А если тот, кого мы ищем, притаился за прозрачным стеклом и выжидает, обдумывая очередную подлянку, которая поможет заполучить ценный приз.

Деньги. Навязанный, необходимый атрибут "нового героя" (без которого он - ничто) превращают человека в животное. И герой сегодняшних дней лопается, как мыльный пузырь.

Скажите, когда Гагарин летел в космос, он застраховал свою жизнь на кругленькую сумму? А Зоя Космодемьянская терпела пытки фашистов ради приза? Летчик Алексей Маресьев, управляющий самолетом без ног, делал это, потому что ему пообещали доллары или евро? И на какое вознаграждение надеялась Татьяна Сапунова, когда выдергивала из земли фанерный щит с надписью "Бей жидов"…

Не во имя своих удовольствий, не ради славы и денег жили эти люди. А сколько героев захоронено в братских могилах. Безымянных. Они погибали ради будущего.

Вон оно стоит. Наше будущее, "цветы жизни" - с банками пива и сигаретами в зубах. В ожидании дискотеки и салюта. А после, в полупьяном бреду, доползут они домой, оправдываясь: "Праздник, блин…".

Так с кого, с каких героев брать пример подрастающему поколению? Вопрос этот, налипший жвачкой в зубах, смешон и банален. До такой степени изуродовано и опошлено это понятие. В огромной великой стране не осталось больше героев.

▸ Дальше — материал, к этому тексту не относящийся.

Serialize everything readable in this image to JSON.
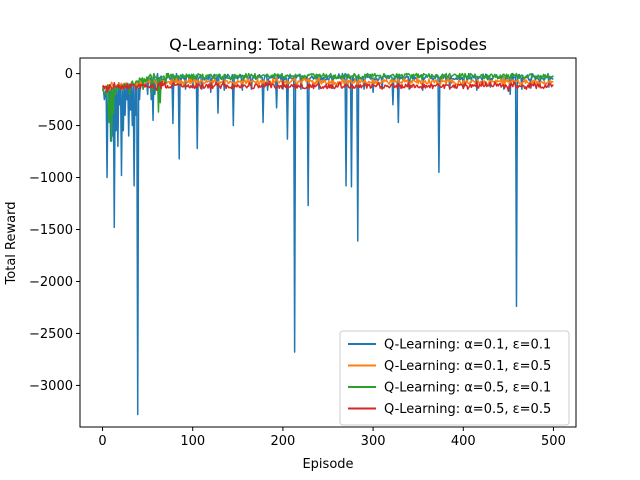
{
  "chart_data": {
    "type": "line",
    "title": "Q-Learning: Total Reward over Episodes",
    "xlabel": "Episode",
    "ylabel": "Total Reward",
    "xlim": [
      -25,
      525
    ],
    "ylim": [
      -3400,
      150
    ],
    "xticks": [
      0,
      100,
      200,
      300,
      400,
      500
    ],
    "yticks": [
      0,
      -500,
      -1000,
      -1500,
      -2000,
      -2500,
      -3000
    ],
    "grid": false,
    "legend_position": "lower-right",
    "episodes": 500,
    "series": [
      {
        "name": "Q-Learning: α=0.1, ε=0.1",
        "color": "#1f77b4",
        "baseline_start": -150,
        "baseline_end": -20,
        "spikes": [
          [
            2,
            -250
          ],
          [
            5,
            -1000
          ],
          [
            7,
            -450
          ],
          [
            9,
            -650
          ],
          [
            11,
            -600
          ],
          [
            13,
            -1480
          ],
          [
            15,
            -550
          ],
          [
            17,
            -700
          ],
          [
            19,
            -300
          ],
          [
            21,
            -980
          ],
          [
            23,
            -550
          ],
          [
            25,
            -400
          ],
          [
            27,
            -250
          ],
          [
            29,
            -600
          ],
          [
            31,
            -350
          ],
          [
            33,
            -500
          ],
          [
            35,
            -1080
          ],
          [
            37,
            -400
          ],
          [
            39,
            -3280
          ],
          [
            41,
            -250
          ],
          [
            45,
            -150
          ],
          [
            50,
            -200
          ],
          [
            54,
            -250
          ],
          [
            56,
            -450
          ],
          [
            58,
            -200
          ],
          [
            62,
            -150
          ],
          [
            70,
            -100
          ],
          [
            78,
            -480
          ],
          [
            85,
            -820
          ],
          [
            92,
            -150
          ],
          [
            100,
            -120
          ],
          [
            105,
            -720
          ],
          [
            110,
            -150
          ],
          [
            120,
            -180
          ],
          [
            128,
            -380
          ],
          [
            135,
            -160
          ],
          [
            145,
            -500
          ],
          [
            155,
            -160
          ],
          [
            165,
            -150
          ],
          [
            178,
            -470
          ],
          [
            183,
            -160
          ],
          [
            193,
            -330
          ],
          [
            200,
            -150
          ],
          [
            205,
            -630
          ],
          [
            213,
            -2680
          ],
          [
            220,
            -150
          ],
          [
            228,
            -1270
          ],
          [
            240,
            -150
          ],
          [
            255,
            -140
          ],
          [
            270,
            -1080
          ],
          [
            276,
            -1090
          ],
          [
            283,
            -1610
          ],
          [
            290,
            -150
          ],
          [
            300,
            -180
          ],
          [
            310,
            -150
          ],
          [
            322,
            -300
          ],
          [
            328,
            -470
          ],
          [
            340,
            -150
          ],
          [
            355,
            -160
          ],
          [
            373,
            -950
          ],
          [
            385,
            -150
          ],
          [
            400,
            -130
          ],
          [
            415,
            -160
          ],
          [
            430,
            -130
          ],
          [
            445,
            -150
          ],
          [
            452,
            -200
          ],
          [
            459,
            -2240
          ],
          [
            465,
            -150
          ],
          [
            475,
            -140
          ],
          [
            485,
            -120
          ],
          [
            495,
            -130
          ]
        ]
      },
      {
        "name": "Q-Learning: α=0.1, ε=0.5",
        "color": "#ff7f0e",
        "baseline_start": -110,
        "baseline_end": -60,
        "spikes": [
          [
            3,
            -140
          ],
          [
            8,
            -160
          ],
          [
            14,
            -200
          ],
          [
            22,
            -150
          ],
          [
            40,
            -130
          ],
          [
            90,
            -120
          ]
        ]
      },
      {
        "name": "Q-Learning: α=0.5, ε=0.1",
        "color": "#2ca02c",
        "baseline_start": -150,
        "baseline_end": -5,
        "spikes": [
          [
            4,
            -200
          ],
          [
            7,
            -470
          ],
          [
            8,
            -330
          ],
          [
            10,
            -650
          ],
          [
            12,
            -380
          ],
          [
            14,
            -200
          ],
          [
            18,
            -150
          ],
          [
            25,
            -120
          ],
          [
            30,
            -200
          ],
          [
            45,
            -150
          ],
          [
            55,
            -200
          ],
          [
            62,
            -370
          ],
          [
            64,
            -280
          ],
          [
            70,
            -100
          ],
          [
            80,
            -60
          ],
          [
            100,
            -50
          ]
        ]
      },
      {
        "name": "Q-Learning: α=0.5, ε=0.5",
        "color": "#d62728",
        "baseline_start": -110,
        "baseline_end": -100,
        "spikes": [
          [
            5,
            -180
          ],
          [
            20,
            -150
          ],
          [
            60,
            -160
          ],
          [
            120,
            -150
          ],
          [
            245,
            -140
          ],
          [
            405,
            -150
          ],
          [
            450,
            -170
          ],
          [
            470,
            -150
          ]
        ]
      }
    ]
  }
}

"Ты не патриотка, проамериканская стерва, вскормленная на российском хлебе!" - выплеснет мне за шиворот дикий вопль бешеная обезьяна.

Не патриотка…Красивое слово. Еще одно. Замусоленное, затертое и опошленное наравне с героизмом.

ЧАСТЬ 3. Игры патриотов

Мы (Россия) - самые лучшие, самые красивые и, конечно, умные. Остальные - дураки. Мы - голубая кровь, слоновая кость, красное дерево, короче, чистое золото. Остальные - черви. Куда им всем до русской души…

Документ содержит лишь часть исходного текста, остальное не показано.